This is one of those wet years that our great-grandfathers told us about. You know, "rain follows the plow" so why not plow up 320 acres of high plains prairie and just sit back and watch the heavens unleash its nourishing rain.
It's foggy when I awake this morning. Cool. Dew on the grass and on the car window. Reminds me of a central Florida July morning. Air so filled with moisture it's like walking through a cloud. Can still smell last night's rain. My plants, shredded in a June hailstorm, are roaring back. They're sucking in that moisture like there's no tomorrow because there may not be.
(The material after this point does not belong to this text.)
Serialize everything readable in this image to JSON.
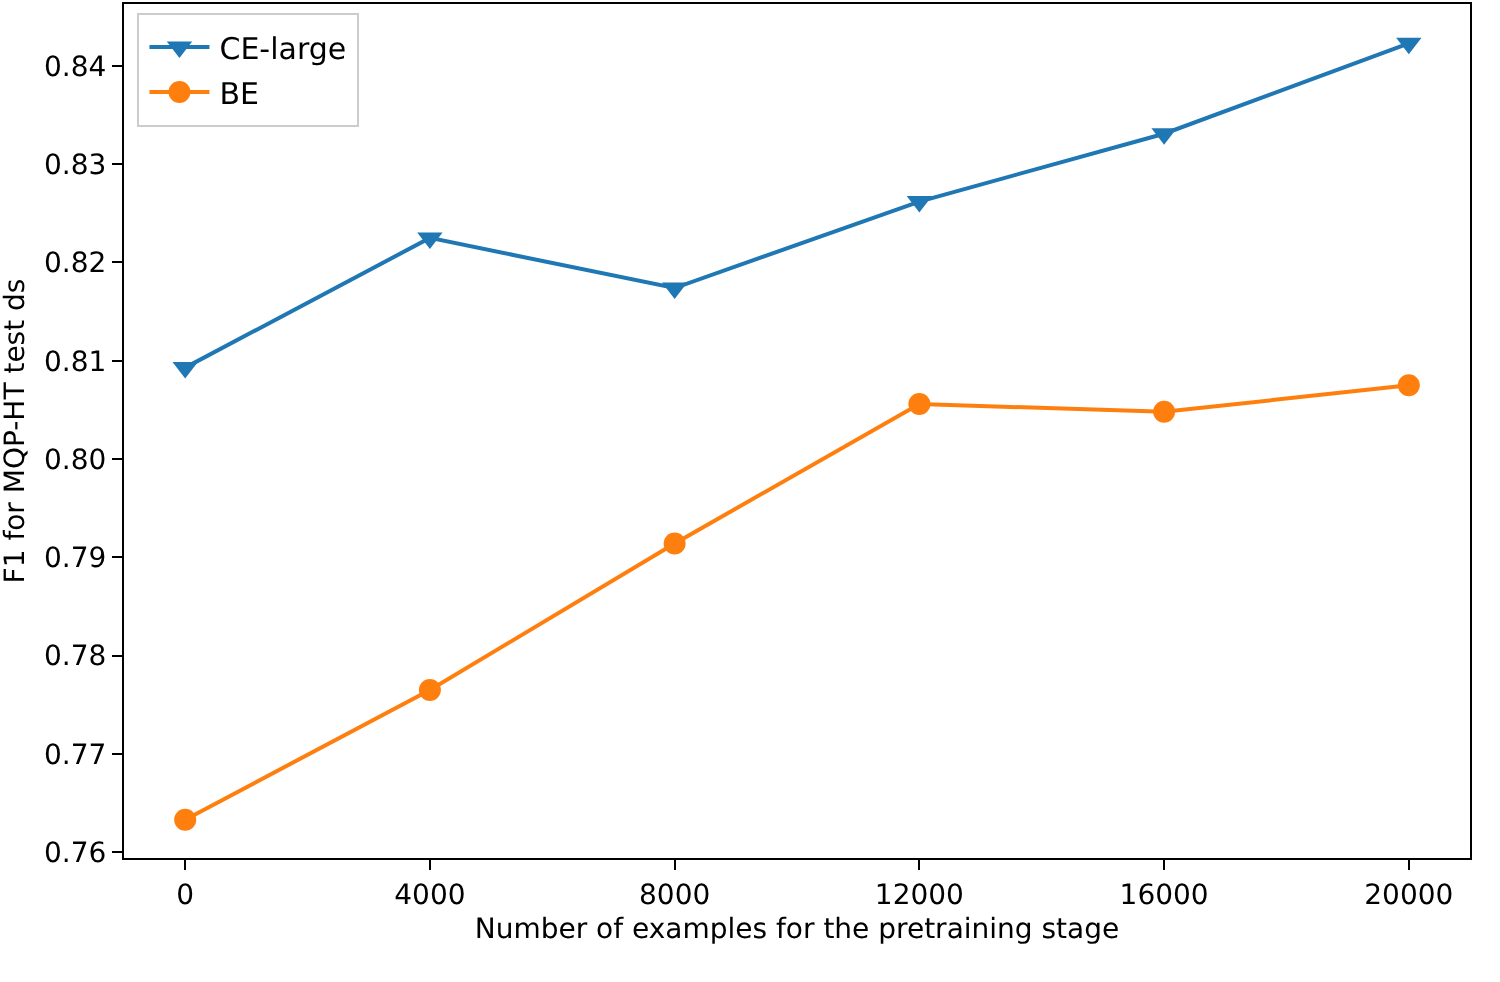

One-hundred years ago, settlers to the semi-arid West found awoke to similar mornings. "Dang, ol' Charles Dana Wilber sure was right about rain following the plow. Bumper crop this year!
And maybe the following year and the one after that. But, inevitably, nature's reality came calling in the form of the Dirty Thirties. The episode was beautifully told by Jonathan Raban in his book, Bad Land: An American Romance. Abandoned farms and ranches can still be found throughout the eastern expanses of MT, WY and CO. Ruined dreams live on in bitter memories that link giant corporations (railroads) and government with broken promises.
WY Gov. Matt Mead recently used the old excuse in blocking Medicaid expansion. We can't trust the federal government to pick up its share of the bill. Can't trust the gubment! Scientists say that global warming will increase the severity of droughts and of seasonal storms -- more blizzards and worse droughts. But 100 years ago, didn't scientists say that rain would follow the plow? Climatologists and meteorologists did say that very thing. So why should we trust them now?
History's a bitch. In 1914, German and Brit and French 18-year-olds were told that honor required them to confront barbed wire and poison gas and machine guns. Dulce et decorum est, pro patria mori. The lost generation -- literally and metaphorically. My generation is still haunted by Vietnam. Our government wanted to kill us all pursuing a doomed policy. The "big lie" lived on during the recent wars in Iraq and Afghanistan.
How do you overcome perceptions lodged in our DNA?
Meanwhile, the rain falls and the fog rolls in. That semi-arid prairie is as green as the Irish countryside.